Alors que la Terre suffoque, étouffée par la surexploitation des ressources naturelles, l’humanité s’est tournée vers un nouveau territoire à conquérir, exploiter et polluer : l’espace, au-delà des planètes et du système solaire : la Frontière…
Scientifique passionnée par l'inconnu, Ji-soo a consacrée sa vie à l’archéologie spatiale… Jusqu’à ce que sa boîte soit rachetée par une multinationale peu scrupuleuse uniquement soucieuse de ses seuls profits… Elle s’est contentée de raller et de subir le système, sans chercher à le changer… Camina est une mercenaire terriblement douée mais un jour, une blessure nécessitant la greffe d’un bras cybernétique lui fait prendre conscience que ce qu’elle faisait n’en valait tout simplement pas la peine… Alex est un « spatial » : il est né dans l’espace et y a toujours vécu et fait chaque jour ce qu’on attends de lui pour extraire du minerai…
Mais un jour, après avoir trouvé par hasard un petit singe appartenant à un laboratoire de recherche, profitant de l’absence de législation dans l’espace pour mener des expérimentations interdites sur Terre, Alex va entrer dans une colère noire, détruisant le labo et n’ayant d’autre choix que de fuir la station à bord d’une navette de secours en compagnie de Ji-soo pour ne pas être arrêté…
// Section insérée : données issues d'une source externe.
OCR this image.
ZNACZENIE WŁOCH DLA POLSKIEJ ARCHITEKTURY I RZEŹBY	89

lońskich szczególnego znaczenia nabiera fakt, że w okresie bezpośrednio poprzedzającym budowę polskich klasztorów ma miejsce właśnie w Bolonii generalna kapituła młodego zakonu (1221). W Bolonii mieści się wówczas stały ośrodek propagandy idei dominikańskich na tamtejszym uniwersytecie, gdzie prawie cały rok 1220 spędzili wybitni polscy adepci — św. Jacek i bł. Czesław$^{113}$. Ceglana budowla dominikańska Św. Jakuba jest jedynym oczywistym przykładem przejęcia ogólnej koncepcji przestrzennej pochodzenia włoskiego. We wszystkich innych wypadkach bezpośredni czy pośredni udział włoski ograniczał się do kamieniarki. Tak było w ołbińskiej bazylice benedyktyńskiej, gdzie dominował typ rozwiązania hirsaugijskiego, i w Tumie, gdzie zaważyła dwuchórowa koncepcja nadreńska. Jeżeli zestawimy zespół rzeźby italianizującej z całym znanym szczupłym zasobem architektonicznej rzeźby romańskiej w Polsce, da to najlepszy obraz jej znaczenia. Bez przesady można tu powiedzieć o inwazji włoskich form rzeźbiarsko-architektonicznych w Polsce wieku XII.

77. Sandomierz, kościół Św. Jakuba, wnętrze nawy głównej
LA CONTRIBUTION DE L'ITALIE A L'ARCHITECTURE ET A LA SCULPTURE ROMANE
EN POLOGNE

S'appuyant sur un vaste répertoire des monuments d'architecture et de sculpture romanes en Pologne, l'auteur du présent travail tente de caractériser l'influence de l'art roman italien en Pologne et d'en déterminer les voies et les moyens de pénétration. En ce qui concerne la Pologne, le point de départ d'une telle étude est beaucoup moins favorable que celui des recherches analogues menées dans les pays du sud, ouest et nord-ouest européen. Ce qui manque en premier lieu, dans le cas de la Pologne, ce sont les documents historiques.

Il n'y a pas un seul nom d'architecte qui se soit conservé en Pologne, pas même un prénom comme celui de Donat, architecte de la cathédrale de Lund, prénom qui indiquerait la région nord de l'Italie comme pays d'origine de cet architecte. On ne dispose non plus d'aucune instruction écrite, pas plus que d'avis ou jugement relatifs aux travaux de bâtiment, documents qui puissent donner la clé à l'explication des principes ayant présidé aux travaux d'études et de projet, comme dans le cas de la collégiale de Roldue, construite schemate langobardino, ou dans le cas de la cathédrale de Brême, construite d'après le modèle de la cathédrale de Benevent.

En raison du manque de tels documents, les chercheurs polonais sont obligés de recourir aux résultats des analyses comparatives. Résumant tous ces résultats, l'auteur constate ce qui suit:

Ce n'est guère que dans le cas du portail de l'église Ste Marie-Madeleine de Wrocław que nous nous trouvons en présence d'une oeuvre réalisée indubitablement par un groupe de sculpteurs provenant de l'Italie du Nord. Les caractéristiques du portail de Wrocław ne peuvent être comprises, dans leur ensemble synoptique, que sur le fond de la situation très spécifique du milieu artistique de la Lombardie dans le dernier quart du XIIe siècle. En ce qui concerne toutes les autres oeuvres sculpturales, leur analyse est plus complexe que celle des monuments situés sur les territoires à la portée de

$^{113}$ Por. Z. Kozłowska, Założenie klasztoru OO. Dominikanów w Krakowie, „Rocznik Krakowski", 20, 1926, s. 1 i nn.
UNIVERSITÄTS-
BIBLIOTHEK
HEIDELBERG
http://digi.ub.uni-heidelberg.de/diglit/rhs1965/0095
Guillaume Singelin est un auteur qui impressionne tant par ses talents de conteur que par son trait dynamique et follement expressif… Avec Frontier, il explore un nouveau genre : celui de la science-fiction…
Difficile de ne pas être impressionné par ce nouvel album, tant par la qualité d’édition que par sa pagination… Et, dès les premières pages, la magie opère… On se laisse entraîner avec une facilité désarmante dans cet univers où la conquête spatiale n’est plus une utopie mais s’avère déjà gangrénée par le capitalisme. Et, comme tout récit de SF, il aborde de façon détournée des sujets bien actuels : l’épuisement des ressources de la Terre, la recherche exacerbée du profit, des travailleurs qui ne sont plus que des variables d’ajustement et qui acceptent sans broncher leurs conditions de travail inhumaine parce qu’ils se sont endettés jusqu’au cou et ont trop peur de perdre leur boulot, des pauvres qui vivotent en marge de la société ou des migrants contraints de tout quitter dans l’espoir d’une vie meilleure, la marchandisation de l’espace… La société cynique, individualiste et violente qu’il dépeint ressemble par bien des aspects furieusement à la nôtre…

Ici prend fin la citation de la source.